The researchers then use neural network algorithms and pattern recognition software that they have developed to identify patterns of brain activity that correspond to specific gestures. Next, Thakor plans to introduce a mechanical hand into the experimental design; a patient’s thoughts of bending an index finger or squeezing a ball will be relayed through the electrodes to a computer and on to the mechanical hand, which will execute the movement. “This summer, we will have a patient sitting in a bed controlling the fingers on a mechanical hand,” says Thakor.
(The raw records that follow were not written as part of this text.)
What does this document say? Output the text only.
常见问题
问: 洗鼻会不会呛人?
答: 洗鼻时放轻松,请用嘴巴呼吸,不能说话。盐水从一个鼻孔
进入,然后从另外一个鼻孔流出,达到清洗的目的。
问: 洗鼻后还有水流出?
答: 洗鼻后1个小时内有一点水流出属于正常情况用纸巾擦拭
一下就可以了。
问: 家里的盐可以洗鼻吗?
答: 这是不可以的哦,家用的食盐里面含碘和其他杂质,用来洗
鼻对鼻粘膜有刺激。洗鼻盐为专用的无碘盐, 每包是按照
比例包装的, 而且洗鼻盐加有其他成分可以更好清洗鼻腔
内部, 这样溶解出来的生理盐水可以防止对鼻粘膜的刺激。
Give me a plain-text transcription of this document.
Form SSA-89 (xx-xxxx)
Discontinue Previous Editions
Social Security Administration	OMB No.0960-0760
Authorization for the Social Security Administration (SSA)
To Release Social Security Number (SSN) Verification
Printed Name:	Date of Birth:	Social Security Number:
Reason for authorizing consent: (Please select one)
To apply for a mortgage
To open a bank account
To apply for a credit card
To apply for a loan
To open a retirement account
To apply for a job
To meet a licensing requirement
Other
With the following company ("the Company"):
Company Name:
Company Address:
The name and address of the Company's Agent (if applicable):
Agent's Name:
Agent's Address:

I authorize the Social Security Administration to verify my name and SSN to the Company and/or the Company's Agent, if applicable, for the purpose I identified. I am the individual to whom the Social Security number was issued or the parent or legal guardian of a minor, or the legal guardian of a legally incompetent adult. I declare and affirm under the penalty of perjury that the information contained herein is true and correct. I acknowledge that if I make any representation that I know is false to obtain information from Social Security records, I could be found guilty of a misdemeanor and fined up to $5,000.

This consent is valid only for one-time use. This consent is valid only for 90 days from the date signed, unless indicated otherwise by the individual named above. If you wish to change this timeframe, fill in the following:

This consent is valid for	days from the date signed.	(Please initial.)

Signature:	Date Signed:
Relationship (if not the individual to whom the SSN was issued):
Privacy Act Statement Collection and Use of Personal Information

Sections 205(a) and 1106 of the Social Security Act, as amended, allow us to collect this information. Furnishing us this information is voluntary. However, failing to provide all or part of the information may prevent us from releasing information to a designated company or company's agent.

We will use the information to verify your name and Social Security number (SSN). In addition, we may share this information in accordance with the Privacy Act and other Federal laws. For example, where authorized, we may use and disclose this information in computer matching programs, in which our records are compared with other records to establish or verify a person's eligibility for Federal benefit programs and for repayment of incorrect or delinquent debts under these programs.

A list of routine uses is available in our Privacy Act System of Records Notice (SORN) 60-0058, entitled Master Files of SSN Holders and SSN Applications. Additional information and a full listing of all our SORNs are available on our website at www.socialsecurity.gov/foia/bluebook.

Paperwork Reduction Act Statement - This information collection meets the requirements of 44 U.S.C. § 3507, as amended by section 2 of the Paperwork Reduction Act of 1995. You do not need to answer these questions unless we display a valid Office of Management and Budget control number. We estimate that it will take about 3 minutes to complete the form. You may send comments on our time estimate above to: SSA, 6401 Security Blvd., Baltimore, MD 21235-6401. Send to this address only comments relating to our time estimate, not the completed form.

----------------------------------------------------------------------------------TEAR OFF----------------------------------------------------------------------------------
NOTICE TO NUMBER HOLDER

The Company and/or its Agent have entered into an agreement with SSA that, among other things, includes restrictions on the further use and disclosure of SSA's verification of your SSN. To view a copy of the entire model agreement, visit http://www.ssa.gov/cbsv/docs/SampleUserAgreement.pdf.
Yet Thakor would like to get closer still to the root of finger movement, down to the level of the individual neuron. So in another set of experiments he is collaborating with a team led by neuroscientist Marc Schieber at the University of Rochester, who are implanting ultrathin microelectrodes into the cortices of monkeys. Each microelectrode detects the activity of only 40 to 100 neurons. The researchers then record and interpret the neural signals emitted when the monkeys perform various finger movements. Although the brain may use millions of neurons to perform highly coordinated and complex hand motions, says Thakor, the message of as few as 40 neurons appears to be enough to decode simple gestures. It will take many more electrodes, a much more sophisticated decoding approach, and an extremely sophisticated prosthetic hand to begin to approach human dexterity. “We have a long way to go to create a fully implantable and autonomously brain-controlled dexterous prosthesis,” notes Thakor.
But a day may come when surgeons implant such electrodes into the brains of amputees and relay their output to a prosthetic arm. “That endpoint, however, depends on a whole lot of ethical issues,” says Thakor. It’s one thing to study volunteers who have already agreed to have brain surgery for epilepsy; it’s another to ask an amputee to volunteer for brain surgery as part a study. “Clinically, can it be justified?” asks Thakor. “The technology would have to be shown to be reliable and suitable for the long term, and the benefit to the patient will have to be greater than the trauma and the risk of surgery.”